We can set up the equation:
(x * number of rulers) + (cost of each ruler) + (x + 16) * (cost of each folder) = $20.20
Substituting the values and rearranging the equation, we get:
(x * x) + (x * $0.50) + (x + 16) * (x + $0.50) = $20.20
Simplifying the equation, we have:
x^2 + 0.50x + (x^2 + 0.50x + 16x + $8) = $20.20
Combining like terms, we get:
2x^2 + 17x + $8 = $20.20
Rearranging the equation, we have:
2x^2 + 17x + $8 - $20.20 = 0
Simplifying further, we get:
2x^2 + 17x - $12.20 = 0
To solve this quadratic equation, we can use the quadratic formula:
x = (-b ± √(b^2 - 4ac)) / (2a)
Plugging in the values from our equation, we get:
x = (-(17) ± √(17^2 - 4(2)(-12.20))) / (2(2))
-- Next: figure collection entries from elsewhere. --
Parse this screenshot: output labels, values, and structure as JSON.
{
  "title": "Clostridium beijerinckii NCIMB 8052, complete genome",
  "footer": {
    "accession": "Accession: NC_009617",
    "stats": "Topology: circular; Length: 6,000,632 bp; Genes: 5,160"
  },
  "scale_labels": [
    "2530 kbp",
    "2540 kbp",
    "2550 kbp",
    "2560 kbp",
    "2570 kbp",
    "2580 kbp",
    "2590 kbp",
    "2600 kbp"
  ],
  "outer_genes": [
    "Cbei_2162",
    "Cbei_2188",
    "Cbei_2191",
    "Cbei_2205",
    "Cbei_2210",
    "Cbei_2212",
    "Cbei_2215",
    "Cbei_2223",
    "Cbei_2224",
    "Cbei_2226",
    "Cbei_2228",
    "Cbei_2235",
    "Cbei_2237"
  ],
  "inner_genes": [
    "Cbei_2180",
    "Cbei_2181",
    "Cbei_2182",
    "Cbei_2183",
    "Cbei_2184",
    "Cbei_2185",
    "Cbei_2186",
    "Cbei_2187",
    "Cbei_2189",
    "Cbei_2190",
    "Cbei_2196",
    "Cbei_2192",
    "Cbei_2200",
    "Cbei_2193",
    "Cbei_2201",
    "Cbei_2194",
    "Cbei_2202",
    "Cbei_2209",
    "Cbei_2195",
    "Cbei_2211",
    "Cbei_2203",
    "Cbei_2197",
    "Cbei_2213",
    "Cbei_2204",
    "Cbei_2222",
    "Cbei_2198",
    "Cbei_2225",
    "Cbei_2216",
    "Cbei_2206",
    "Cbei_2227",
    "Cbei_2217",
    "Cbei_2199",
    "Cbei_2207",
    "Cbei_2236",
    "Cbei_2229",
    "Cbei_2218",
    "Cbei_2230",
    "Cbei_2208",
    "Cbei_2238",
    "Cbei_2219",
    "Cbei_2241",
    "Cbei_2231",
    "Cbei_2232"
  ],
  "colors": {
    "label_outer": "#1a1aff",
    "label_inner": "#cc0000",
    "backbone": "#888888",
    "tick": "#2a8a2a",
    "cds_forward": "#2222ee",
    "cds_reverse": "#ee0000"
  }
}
Simplifying further, we have:
x = (-17 ± √(289 + 97.60)) / 4
Simplifying the square root, we get:
x = (-17 ± √386.60) / 4
Taking the square root of 386.60, we have:
x = (-17 ± 19.66) / 4
Now, we can calculate the two possible values for x:
1. x = (-17 + 19.66) / 4 = 2.66 / 4 = 0.665
2. x = (-17 - 19.66) / 4 = -36.66 / 4 = -9.165
Since the cost cannot be negative, we can discard the second value.
Therefore, the cost of each ruler is approximately $0.665.
To find the cost of each folder, we can add $0.50 to the cost of each ruler:
Cost of each folder = Cost of each ruler + $0.50 = $0.665 + $0.50 = $1.165
Therefore, each folder costs approximately $1.165.